Le hasard plaçant face à son regard un jeune soldat (Robert Forster) qui, apparemment sans aucun tabou, se promène régulièrement nu en forêt, fait se sentir moins seul le Major, qui peut ainsi satisfaire son tempérament passif à travers le voyeurisme tout en se prenant à fantasmer une rencontre qui le fera enfin exister. La tension sourde entre les quatre personnages semble ne pouvoir trouver d’issue qu’à travers une mutation opportune permettant de mettre fin à cette relation toxique en quittant une caserne où le temps semble s’être figé. Mais le scénario, tout comme le roman, commence par la citation suivante : « Il y a un fort dans le Sud où, voici quelques années, un meurtre fut commis », ne laissant guère de doute sur le drame inéluctable qui sanctionnera une homosexualité impossible à assumer dans le contexte décrit par Carson McCullers.

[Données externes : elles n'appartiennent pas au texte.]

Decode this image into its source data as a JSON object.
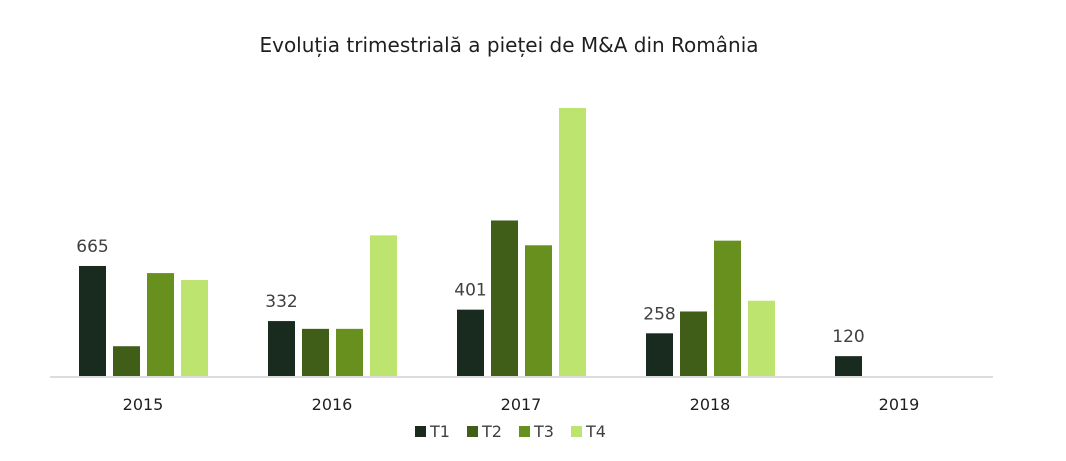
{
  "chart_data": {
    "type": "bar",
    "title": "Evoluția trimestrială a pieței de M&A din România",
    "xlabel": "",
    "ylabel": "",
    "categories": [
      "2015",
      "2016",
      "2017",
      "2018",
      "2019"
    ],
    "series": [
      {
        "name": "T1",
        "color": "#182b1e",
        "values": [
          665,
          332,
          401,
          258,
          120
        ]
      },
      {
        "name": "T2",
        "color": "#415e19",
        "values": [
          180,
          285,
          940,
          390,
          null
        ]
      },
      {
        "name": "T3",
        "color": "#67901f",
        "values": [
          622,
          285,
          790,
          818,
          null
        ]
      },
      {
        "name": "T4",
        "color": "#bde46f",
        "values": [
          580,
          850,
          1620,
          455,
          null
        ]
      }
    ],
    "data_labels": {
      "series": "T1",
      "values": [
        "665",
        "332",
        "401",
        "258",
        "120"
      ]
    },
    "ylim": [
      0,
      1650
    ],
    "grid": false,
    "legend": "bottom"
  }
}
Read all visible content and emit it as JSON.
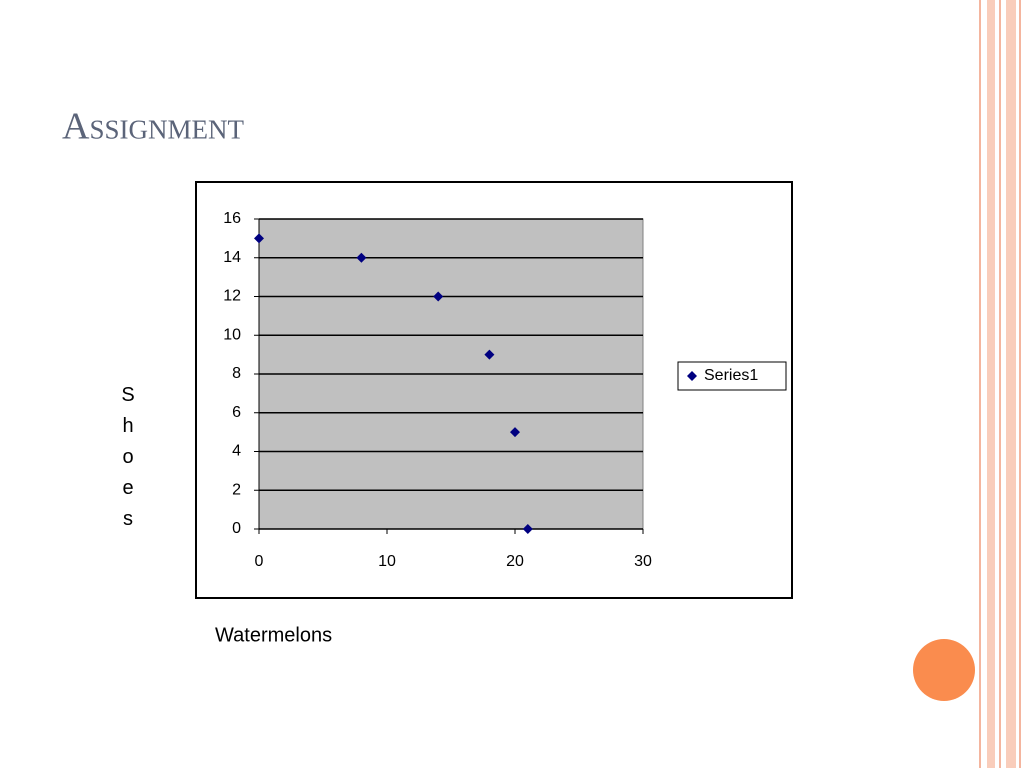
{
  "chart_data": {
    "type": "scatter",
    "title": "Assignment",
    "x_label": "Watermelons",
    "y_label": "Shoes",
    "series": [
      {
        "name": "Series1",
        "color": "#000080",
        "x": [
          0,
          8,
          14,
          18,
          20,
          21
        ],
        "values": [
          15,
          14,
          12,
          9,
          5,
          0
        ]
      }
    ],
    "xlim": [
      0,
      30
    ],
    "xticks": [
      0,
      10,
      20,
      30
    ],
    "ylim": [
      0,
      16
    ],
    "yticks": [
      0,
      2,
      4,
      6,
      8,
      10,
      12,
      14,
      16
    ],
    "grid": true,
    "legend": "right"
  }
}
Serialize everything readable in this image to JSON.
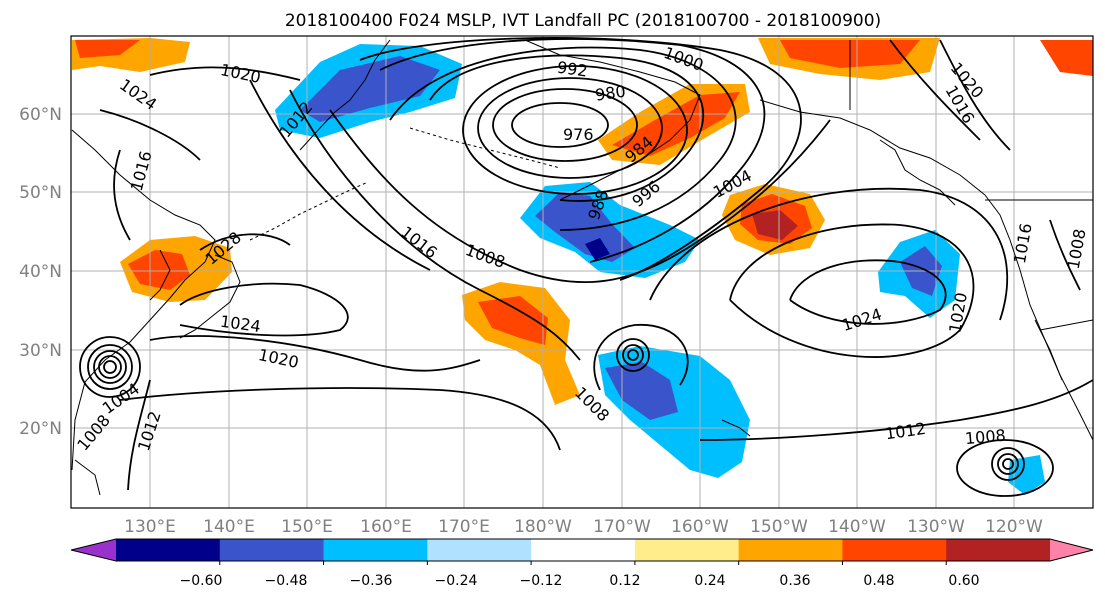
{
  "title": "2018100400 F024 MSLP, IVT Landfall PC (2018100700 - 2018100900)",
  "lat_labels": [
    "60°N",
    "50°N",
    "40°N",
    "30°N",
    "20°N"
  ],
  "lon_labels": [
    "130°E",
    "140°E",
    "150°E",
    "160°E",
    "170°E",
    "180°W",
    "170°W",
    "160°W",
    "150°W",
    "140°W",
    "130°W",
    "120°W"
  ],
  "contour_labels": [
    "1020",
    "1024",
    "1016",
    "1012",
    "992",
    "1000",
    "980",
    "976",
    "984",
    "988",
    "996",
    "1004",
    "1028",
    "1016",
    "1008",
    "1024",
    "1020",
    "1008",
    "1024",
    "1020",
    "1012",
    "1008",
    "1008",
    "1004",
    "1012",
    "1016",
    "1020",
    "1016",
    "1008"
  ],
  "colorbar": {
    "tick_labels": [
      "−0.60",
      "−0.48",
      "−0.36",
      "−0.24",
      "−0.12",
      "0.12",
      "0.24",
      "0.36",
      "0.48",
      "0.60"
    ],
    "colors": [
      "#9932cc",
      "#00008b",
      "#3a55cc",
      "#00bfff",
      "#b0e2ff",
      "#ffffff",
      "#ffec8b",
      "#ffa500",
      "#ff4500",
      "#b22222",
      "#ff82ab"
    ]
  },
  "map_features": [
    "coastline-icon",
    "gridline-icon",
    "isobar-icon",
    "ivt-anomaly-shading-icon"
  ]
}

Si Huston était si fier de son travail, on peut penser que sa collaboration très fructueuse avec Brando alors jugé comme hors de contrôle y est pour beaucoup. En effet, les deux hommes ont réussi à rendre toute la complexité de la situation, mais aussi la souffrance d’un homme qui, sans qu’on ne sache rien de son parcours antérieur, se trouve placé dans une situation inextricable, comme écartelé entre l’image qu’il veut ou doit donner face à l’institution qui l’emploie et sa nature profonde. Elizabeth Taylor, Brian Keith et Julie Harris sont bien sûr des premiers violons remarquables face à un soliste et à un chef d’orchestre en parfaite osmose. C’est peut-être cette miraculeuse alchimie lui permettant de dévoiler une sensibilité dissimulée derrière tous les attributs d’une virilité souvent exposés notamment dans sa relation avec Humphrey Bogart qui a tant plu à John Huston, dont le film est en outre magnifiquement photographié par Oswald Morris, qui avait déjà travaillé à quatre reprises avec le réalisateur.

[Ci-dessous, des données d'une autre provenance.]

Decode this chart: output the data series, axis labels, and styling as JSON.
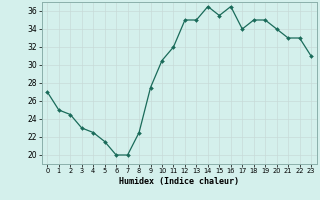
{
  "x": [
    0,
    1,
    2,
    3,
    4,
    5,
    6,
    7,
    8,
    9,
    10,
    11,
    12,
    13,
    14,
    15,
    16,
    17,
    18,
    19,
    20,
    21,
    22,
    23
  ],
  "y": [
    27,
    25,
    24.5,
    23,
    22.5,
    21.5,
    20,
    20,
    22.5,
    27.5,
    30.5,
    32,
    35,
    35,
    36.5,
    35.5,
    36.5,
    34,
    35,
    35,
    34,
    33,
    33,
    31
  ],
  "line_color": "#1a6b5a",
  "marker_color": "#1a6b5a",
  "bg_color": "#d4f0ec",
  "grid_color": "#c8dbd8",
  "xlabel": "Humidex (Indice chaleur)",
  "ylim": [
    19,
    37
  ],
  "xlim": [
    -0.5,
    23.5
  ],
  "yticks": [
    20,
    22,
    24,
    26,
    28,
    30,
    32,
    34,
    36
  ],
  "xticks": [
    0,
    1,
    2,
    3,
    4,
    5,
    6,
    7,
    8,
    9,
    10,
    11,
    12,
    13,
    14,
    15,
    16,
    17,
    18,
    19,
    20,
    21,
    22,
    23
  ]
}
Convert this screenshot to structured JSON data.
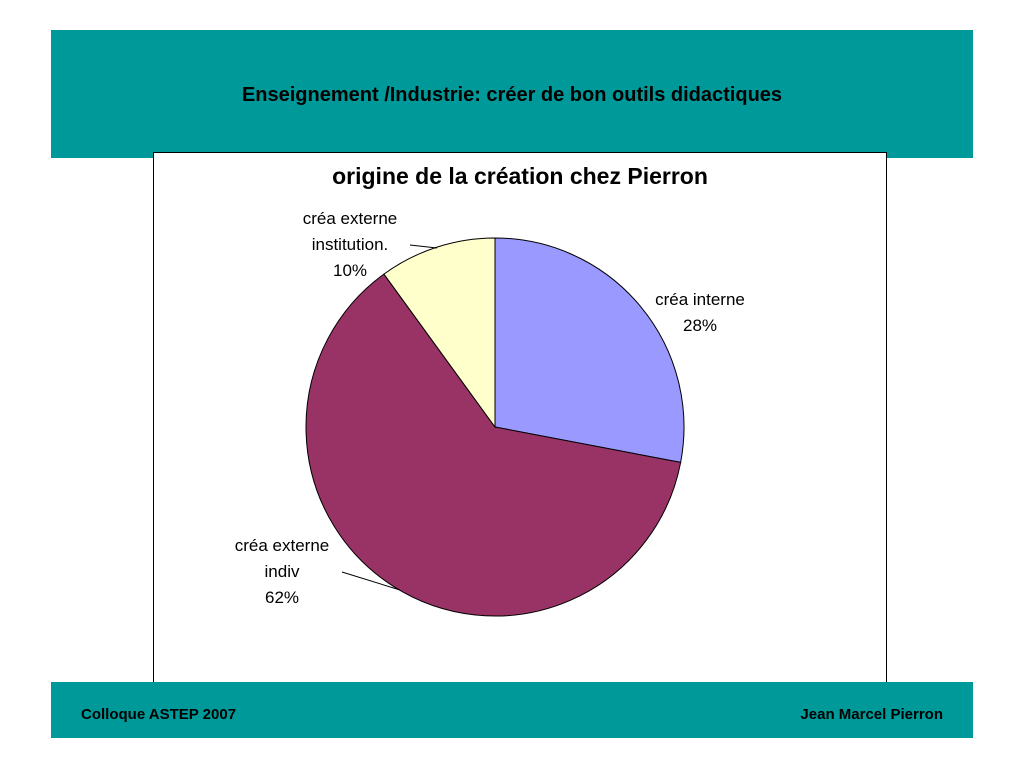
{
  "header": {
    "title": "Enseignement /Industrie:  créer de bon outils didactiques"
  },
  "footer": {
    "left": "Colloque ASTEP 2007",
    "right": "Jean Marcel Pierron"
  },
  "chart_data": {
    "type": "pie",
    "title": "origine de la création chez Pierron",
    "categories": [
      "créa interne",
      "créa externe indiv",
      "créa externe institution."
    ],
    "values": [
      28,
      62,
      10
    ],
    "value_labels": [
      "28%",
      "62%",
      "10%"
    ],
    "colors": [
      "#9999ff",
      "#993366",
      "#ffffcc"
    ]
  }
}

Pour être en cohérence avec le titre du film, Huston et Morris avaient fait subir un traitement spécial à la pellicule pour obtenir une coloration mordorée devant accentuer le contraste entre les différentes atmosphères qui nimbent le film. Des séances test n’ont pas convaincu les spectateurs et la production a choisi de s’en tenir à la version traditionnelle. La coloration voulue initialement par Huston est désormais disponible en support DVD.

Pour conclure sur Marlon Brando, ceux qui douteraient de son statut de plus grand acteur de tous les temps qui lui est encore parfois attribué peuvent se faire une idée en le regardant à l’œuvre dans "Reflets dans un œil d’or".